As for footwear, runners often blame injuries on the wrong choice of shoes and in general we are constantly looking for promising technologies and designs. Phillips explains that «the truth is that we don’t know why some people get injured and others don’t wear the same shoes. This is extremely personal and there are runners who for years are looking for the shoe that is already discontinued in the market and if we see the cases of the great Kenyan marathoners, we will observe that the tread is not perfect and the footwear in general is quite basic.»
In a 2013 study, 1000 runners were analyzed based on their tread type and performance, and the truth is that the moderate pronation of the foot and the consequent decrease in the medial arch of the foot was not associated with any injury, commented the international running expert. He mentioned that «6 out of 10 runner injuries are due to overload in training and not to the shoe, or to the surface, or to the biomechanical characteristics of the runner. It’s more of a matter of the load exceeding the capacity of the fabric.»
Another belief runners have is that by training muscle strength they «get heavier to run.» Phillips stated on this issue that «training strength doesn’t make you heavier or slower, on the contrary, it improves your running economy. Including 2 to 3 times per week sessions of 30 minutes of strengthening would suffice.»
Phillips advised not to focus on avoiding runner injuries, but perhaps on lowering the risk of injury. He noted that «we must stop telling brokers that we have tools to prevent, nothing prevents, we should talk about lowering the risk of injury. Quality training, interspersed with strengthening and education sessions, are the determining factors in this area.»
The teacher of the UC Kinesiology racer, a long-distance runner and fourth Chilean in the historic record of the 2019 Chicago Marathon, Magdalena Chamorro, comments: «It is interesting to see that there are many beliefs and habits surrounding running and that knowledge of its true effectiveness is unknown by much of the runners. Educating the runner, based on the best scientific evidence, is essential to be able to break with these paradigms and in this way, reduce the risk of injury, boost performance and manage to enjoy for many years this exciting sport».

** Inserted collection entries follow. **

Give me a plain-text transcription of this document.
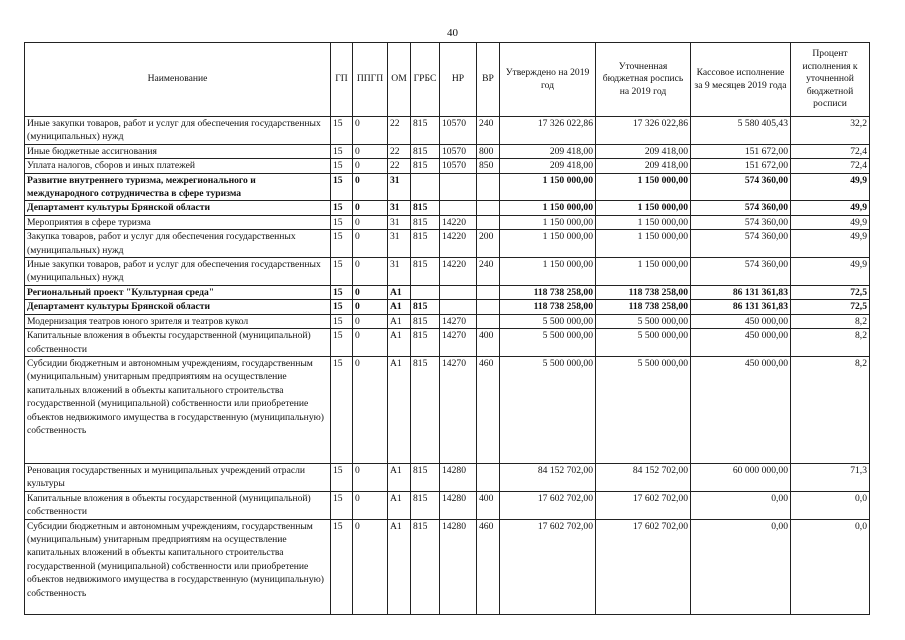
40
Наименование	ГП	ППГП	ОМ	ГРБС	НР	ВР	Утверждено на 2019 год	Уточненная бюджетная роспись на 2019 год	Кассовое исполнение за 9 месяцев 2019 года	Процент исполнения к уточненной бюджетной росписи
Иные закупки товаров, работ и услуг для обеспечения государственных (муниципальных) нужд	15	0	22	815	10570	240	17 326 022,86	17 326 022,86	5 580 405,43	32,2
Иные бюджетные ассигнования	15	0	22	815	10570	800	209 418,00	209 418,00	151 672,00	72,4
Уплата налогов, сборов и иных платежей	15	0	22	815	10570	850	209 418,00	209 418,00	151 672,00	72,4
Развитие внутреннего туризма, межрегионального и международного сотрудничества в сфере туризма	15	0	31				1 150 000,00	1 150 000,00	574 360,00	49,9
Департамент культуры Брянской области	15	0	31	815			1 150 000,00	1 150 000,00	574 360,00	49,9
Мероприятия в сфере туризма	15	0	31	815	14220		1 150 000,00	1 150 000,00	574 360,00	49,9
Закупка товаров, работ и услуг для обеспечения государственных (муниципальных) нужд	15	0	31	815	14220	200	1 150 000,00	1 150 000,00	574 360,00	49,9
Иные закупки товаров, работ и услуг для обеспечения государственных (муниципальных) нужд	15	0	31	815	14220	240	1 150 000,00	1 150 000,00	574 360,00	49,9
Региональный проект "Культурная среда"	15	0	A1				118 738 258,00	118 738 258,00	86 131 361,83	72,5
Департамент культуры Брянской области	15	0	A1	815			118 738 258,00	118 738 258,00	86 131 361,83	72,5
Модернизация театров юного зрителя и театров кукол	15	0	A1	815	14270		5 500 000,00	5 500 000,00	450 000,00	8,2
Капитальные вложения в объекты государственной (муниципальной) собственности	15	0	A1	815	14270	400	5 500 000,00	5 500 000,00	450 000,00	8,2
Субсидии бюджетным и автономным учреждениям, государственным (муниципальным) унитарным предприятиям на осуществление капитальных вложений в объекты капитального строительства государственной (муниципальной) собственности или приобретение объектов недвижимого имущества в государственную (муниципальную) собственность	15	0	A1	815	14270	460	5 500 000,00	5 500 000,00	450 000,00	8,2
Реновация государственных и муниципальных учреждений отрасли культуры	15	0	A1	815	14280		84 152 702,00	84 152 702,00	60 000 000,00	71,3
Капитальные вложения в объекты государственной (муниципальной) собственности	15	0	A1	815	14280	400	17 602 702,00	17 602 702,00	0,00	0,0
Субсидии бюджетным и автономным учреждениям, государственным (муниципальным) унитарным предприятиям на осуществление капитальных вложений в объекты капитального строительства государственной (муниципальной) собственности или приобретение объектов недвижимого имущества в государственную (муниципальную) собственность	15	0	A1	815	14280	460	17 602 702,00	17 602 702,00	0,00	0,0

According to evidence, maximum, explosive, and pliometric load strength training is likely to further favor athletic performance and the economy of the athlete’s career. «This is of great importance in master athletes where there is a progressive loss of muscle and cardiorespiratory fitness with age. It is essential to plan individually the training, maintaining good communication with the coach, allowing re-gular the workload and recovery days in the best possible way, to finally achieve an improvement in athletic performance and reduce the risk of injury,» says the kinesiologist.
Tips for the runner
The kinesiologist and teacher of the career of UC Kinesiology, long distance runner Gustavo Torres, says that «the most important advice is to plan the trainings and thus contribute to reduce the risk of injury. This measure also helps control and progress in mileage, should include different types of training, strength work, proper rest and it is very relevant to always allow some flexibility in the plan.»

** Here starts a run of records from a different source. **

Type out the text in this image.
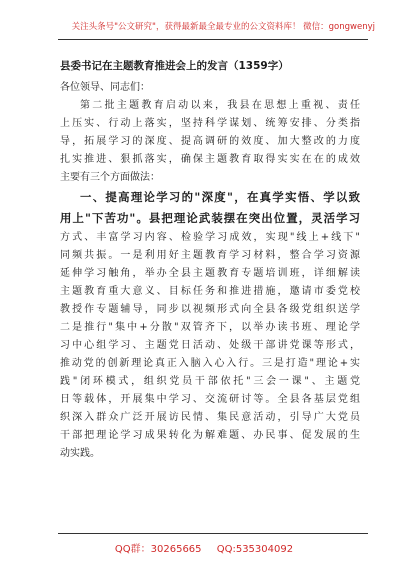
关注头条号"公文研究"，获得最新最全最专业的公文资料库！ 微信：gongwenyj
县委书记在主题教育推进会上的发言（1359字）
各位领导、同志们：
第二批主题教育启动以来，我县在思想上重视、责任
上压实、行动上落实，坚持科学谋划、统筹安排、分类指
导，拓展学习的深度、提高调研的效度、加大整改的力度
扎实推进、狠抓落实，确保主题教育取得实实在在的成效
主要有三个方面做法：
一、提高理论学习的"深度"，在真学实悟、学以致
用上"下苦功"。县把理论武装摆在突出位置，灵活学习
方式、丰富学习内容、检验学习成效，实现"线上+线下"
同频共振。一是利用好主题教育学习材料，整合学习资源
延伸学习触角，举办全县主题教育专题培训班，详细解读
主题教育重大意义、目标任务和推进措施，邀请市委党校
教授作专题辅导，同步以视频形式向全县各级党组织送学
二是推行"集中+分散"双管齐下，以举办读书班、理论学
习中心组学习、主题党日活动、处级干部讲党课等形式，
推动党的创新理论真正入脑入心入行。三是打造"理论+实
践"闭环模式，组织党员干部依托"三会一课"、主题党
日等载体，开展集中学习、交流研讨等。全县各基层党组
织深入群众广泛开展访民情、集民意活动，引导广大党员
干部把理论学习成果转化为解难题、办民事、促发展的生
动实践。
QQ群：30265665 QQ:535304092
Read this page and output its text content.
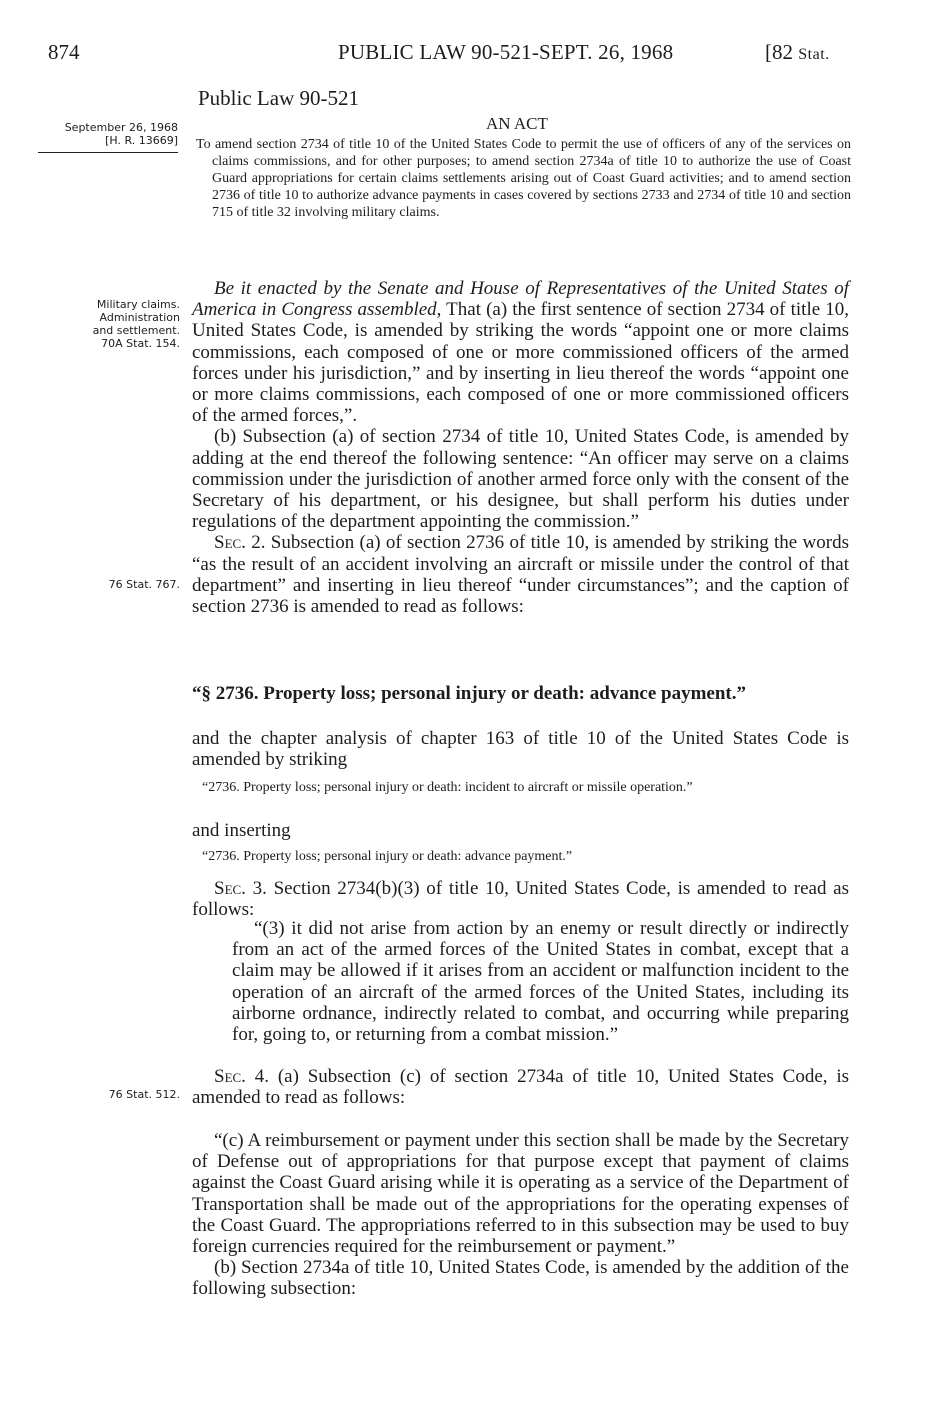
874	PUBLIC LAW 90-521-SEPT. 26, 1968	[82 Stat.
Public Law 90-521
AN ACT
September 26, 1968
[H. R. 13669] To amend section 2734 of title 10 of the United States Code to permit the use of officers of any of the services on claims commissions, and for other purposes; to amend section 2734a of title 10 to authorize the use of Coast Guard appropriations for certain claims settlements arising out of Coast Guard activities; and to amend section 2736 of title 10 to authorize advance payments in cases covered by sections 2733 and 2734 of title 10 and section 715 of title 32 involving military claims.

Military claims.
Administration
and settlement.
70A Stat. 154.
76 Stat. 767.
76 Stat. 512.

Be it enacted by the Senate and House of Representatives of the United States of America in Congress assembled, That (a) the first sentence of section 2734 of title 10, United States Code, is amended by striking the words “appoint one or more claims commissions, each composed of one or more commissioned officers of the armed forces under his jurisdiction,” and by inserting in lieu thereof the words “appoint one or more claims commissions, each composed of one or more commissioned officers of the armed forces,”.

(b) Subsection (a) of section 2734 of title 10, United States Code, is amended by adding at the end thereof the following sentence: “An officer may serve on a claims commission under the jurisdiction of another armed force only with the consent of the Secretary of his department, or his designee, but shall perform his duties under regulations of the department appointing the commission.”

Sec. 2. Subsection (a) of section 2736 of title 10, is amended by striking the words “as the result of an accident involving an aircraft or missile under the control of that department” and inserting in lieu thereof “under circumstances”; and the caption of section 2736 is amended to read as follows:

“§ 2736. Property loss; personal injury or death: advance payment.”

and the chapter analysis of chapter 163 of title 10 of the United States Code is amended by striking

“2736. Property loss; personal injury or death: incident to aircraft or missile operation.”

and inserting

“2736. Property loss; personal injury or death: advance payment.”

Sec. 3. Section 2734(b)(3) of title 10, United States Code, is amended to read as follows:

“(3) it did not arise from action by an enemy or result directly or indirectly from an act of the armed forces of the United States in combat, except that a claim may be allowed if it arises from an accident or malfunction incident to the operation of an aircraft of the armed forces of the United States, including its airborne ordnance, indirectly related to combat, and occurring while preparing for, going to, or returning from a combat mission.”

Sec. 4. (a) Subsection (c) of section 2734a of title 10, United States Code, is amended to read as follows:

“(c) A reimbursement or payment under this section shall be made by the Secretary of Defense out of appropriations for that purpose except that payment of claims against the Coast Guard arising while it is operating as a service of the Department of Transportation shall be made out of the appropriations for the operating expenses of the Coast Guard. The appropriations referred to in this subsection may be used to buy foreign currencies required for the reimbursement or payment.”

(b) Section 2734a of title 10, United States Code, is amended by the addition of the following subsection:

Gradually modify your training. Every release on something new should be done with caution, this includes new shoes or new surface. Our bodies are excellent for adapting to change, but it takes time. Be cautious with interval training and hill work, as they are the most risky forms of training in terms of injuries and should be approached with caution, especially for in-experience runners. Running downhill is associated with patelofemoral pain and iliotibial band problems, while running uphill increases loads on the calf and Achilles tendon.
Don’t be a slave to numbers. Don’t decide you’re going to make a certain distance and force yourself to stand your ground. Listen to your body.

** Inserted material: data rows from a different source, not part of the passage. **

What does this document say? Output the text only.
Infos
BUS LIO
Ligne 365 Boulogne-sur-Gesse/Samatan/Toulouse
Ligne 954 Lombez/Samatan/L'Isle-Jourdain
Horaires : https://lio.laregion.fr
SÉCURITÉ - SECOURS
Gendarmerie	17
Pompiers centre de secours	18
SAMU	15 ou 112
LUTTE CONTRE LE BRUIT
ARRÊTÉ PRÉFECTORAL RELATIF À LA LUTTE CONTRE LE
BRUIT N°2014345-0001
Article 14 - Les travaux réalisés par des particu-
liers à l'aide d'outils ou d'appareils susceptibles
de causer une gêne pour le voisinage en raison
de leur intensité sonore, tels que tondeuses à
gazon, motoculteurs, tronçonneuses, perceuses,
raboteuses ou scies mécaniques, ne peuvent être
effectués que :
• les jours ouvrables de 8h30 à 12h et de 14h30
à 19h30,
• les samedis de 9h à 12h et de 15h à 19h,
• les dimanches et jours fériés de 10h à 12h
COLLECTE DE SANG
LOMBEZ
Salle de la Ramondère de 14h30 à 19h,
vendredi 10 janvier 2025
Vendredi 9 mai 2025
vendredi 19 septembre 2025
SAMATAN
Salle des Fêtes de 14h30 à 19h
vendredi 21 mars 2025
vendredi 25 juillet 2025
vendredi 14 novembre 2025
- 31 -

Choose a goal for each workout, problems often occur when runners try to achieve too much at once in a single workout.
Rest as long as necessary. Evidence shows that those who train year-round relentlessly are more likely to get injured. The mantra «rest is part of the training» helps to allow you to rest. Also remember to maintain a good hyratation and feeding.
Includes strength training and fitness sessions. This methodology can improve the career economy and is likely to reduce the risk of injury. Consider the work of strength, balance and flexibility. Combine training types, different routes when running and maintain variability.